I may not have been born in the same country as you were.
I may not share your culture. My hopes and dreams may be different from yours.
But … when I smile at you, and you smile at me, a connection is formed between us.
That connection doesn’t happen by chance. A smile originates in God’s love from the time of creation!
According to Ron Gutman’s book called, Smile: The Astonishing Power of a Simple Act:
Researchers have used 3-D Ultrasound imaging to capture vivid pictures in which babies appear to smile in their mother’s womb.
Interestingly, smiling is one of the first facial expressions we learn to control.
When babies are born, they first smile in their sleep … When they’re just over a month old, they actually learn to consciously smile. Learning how to smile is accepted today as a developmental milestone in children. This was first observed in 1872.
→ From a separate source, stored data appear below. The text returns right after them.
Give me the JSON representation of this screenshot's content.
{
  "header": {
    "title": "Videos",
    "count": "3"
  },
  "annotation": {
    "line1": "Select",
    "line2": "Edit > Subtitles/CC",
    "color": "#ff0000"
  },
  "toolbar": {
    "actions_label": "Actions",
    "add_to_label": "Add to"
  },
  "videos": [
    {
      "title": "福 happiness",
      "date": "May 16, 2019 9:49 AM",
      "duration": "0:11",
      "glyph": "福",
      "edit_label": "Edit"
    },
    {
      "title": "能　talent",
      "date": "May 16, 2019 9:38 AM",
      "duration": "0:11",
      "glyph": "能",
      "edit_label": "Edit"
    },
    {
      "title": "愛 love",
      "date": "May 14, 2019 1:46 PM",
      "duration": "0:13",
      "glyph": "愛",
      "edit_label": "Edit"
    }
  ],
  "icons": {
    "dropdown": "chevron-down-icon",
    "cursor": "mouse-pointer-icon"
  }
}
Even blind babies smile in response to the sound of the human voice!
By three months of age, babies learn they can inspire smiles in others by looking at them. Shortly thereafter, they begin to engage in one of the first childhood games they initiate: the smiling exchange game.
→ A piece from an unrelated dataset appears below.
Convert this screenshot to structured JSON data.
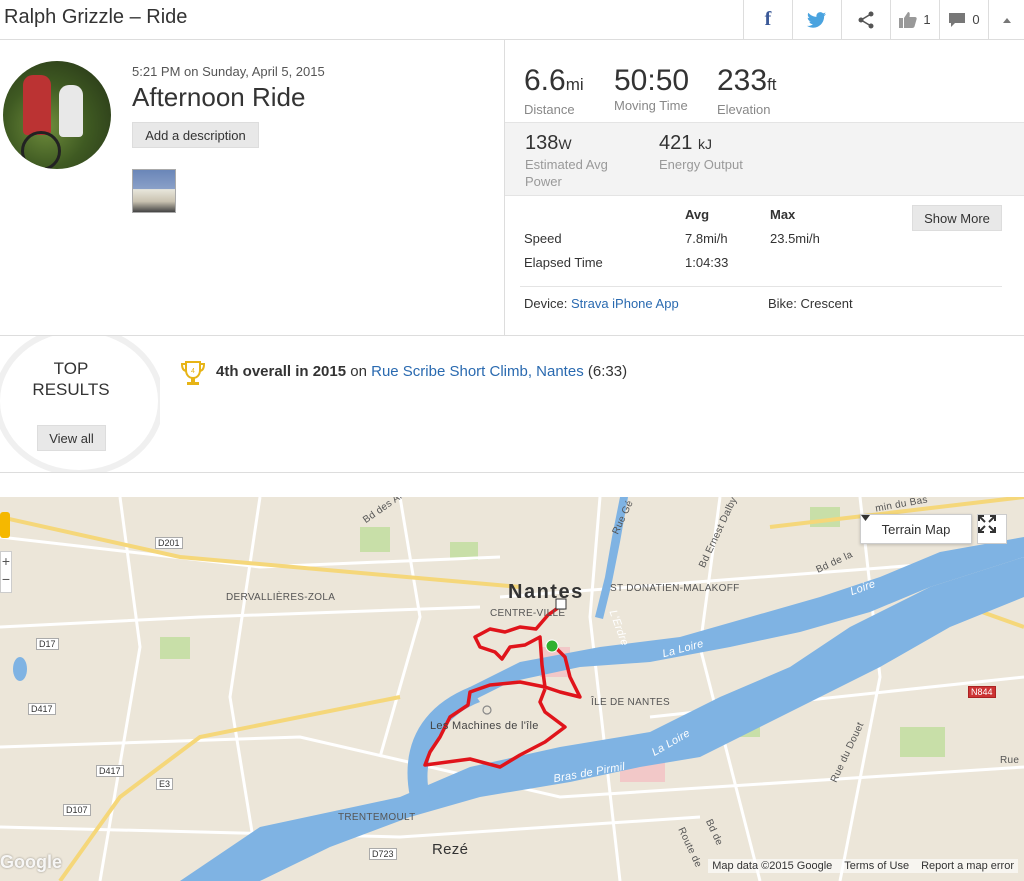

As noted by the American Academy of Paediatrics, a ‘smiling exchange’ occurs when a baby smiles at someone in order to get that person to smile back, and when the person smiles back, the baby smiles again.
I think it’s safe to say that God created us with the ability to smile!
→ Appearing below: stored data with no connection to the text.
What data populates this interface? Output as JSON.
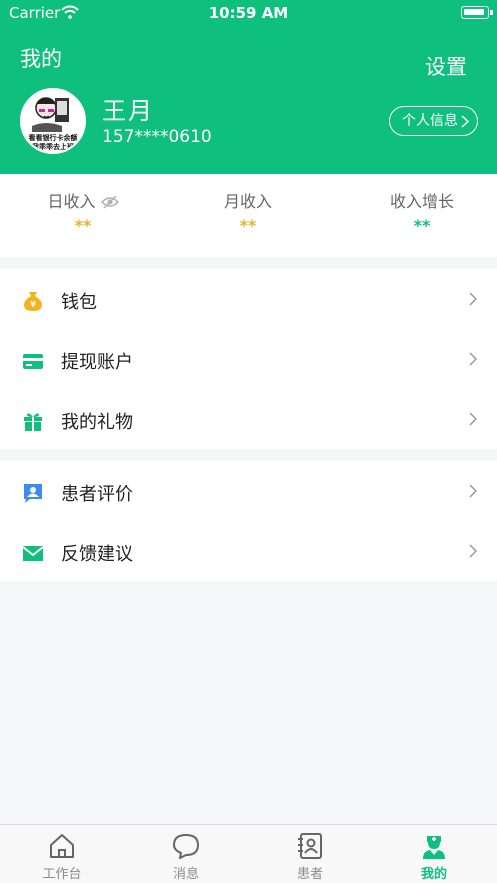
{
  "status_bar": {
    "carrier": "Carrier",
    "time": "10:59 AM"
  },
  "header": {
    "title": "我的",
    "settings_label": "设置",
    "profile_button": "个人信息"
  },
  "user": {
    "name": "王月",
    "phone": "157****0610",
    "avatar_caption_1": "看看银行卡余额",
    "avatar_caption_2": "我乖乖去上班"
  },
  "income": [
    {
      "label": "日收入",
      "value": "**"
    },
    {
      "label": "月收入",
      "value": "**"
    },
    {
      "label": "收入增长",
      "value": "**"
    }
  ],
  "menu_group_1": [
    {
      "label": "钱包",
      "icon": "wallet-icon"
    },
    {
      "label": "提现账户",
      "icon": "card-icon"
    },
    {
      "label": "我的礼物",
      "icon": "gift-icon"
    }
  ],
  "menu_group_2": [
    {
      "label": "患者评价",
      "icon": "review-icon"
    },
    {
      "label": "反馈建议",
      "icon": "mail-icon"
    }
  ],
  "tabs": [
    {
      "label": "工作台",
      "icon": "home-icon"
    },
    {
      "label": "消息",
      "icon": "message-icon"
    },
    {
      "label": "患者",
      "icon": "patient-icon"
    },
    {
      "label": "我的",
      "icon": "nurse-icon",
      "active": true
    }
  ],
  "colors": {
    "brand": "#0fbf7e",
    "income_gold": "#e8b32a",
    "income_green": "#0fbf7e",
    "icon_blue": "#3b8bf0",
    "icon_gold": "#f2b321"
  }
}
It’s harder to see our smiles when we are wearing the face masks required by law as a way to prevent the spread of COVID-19.
But here’s an experiment we can all conduct.
The next time we are wearing our face masks and the opportunity to talk to someone presents itself, let your eyes look into their eyes.
Smile the biggest smile you can as you talk to them. Let that big smile reach all the way to your eyes.
Watch what happens in their eyes, and even what happens to their shoulders.
There’s every chance that their eyes will light up with their smile in return. You may see their shoulders relax because your smile provides them with a moment of joy and safety.
Smiles have a way of defusing tension. They help to create trust, and break down barriers.
If the other person’s smile doesn’t appear immediately, simply say, “I’m smiling under this mask”. That can help.
The value of a smile should never be underestimated. What wonderful things must babies be thinking to smile in their sleep, and to want to play the smiling exchange game with us from such an early age?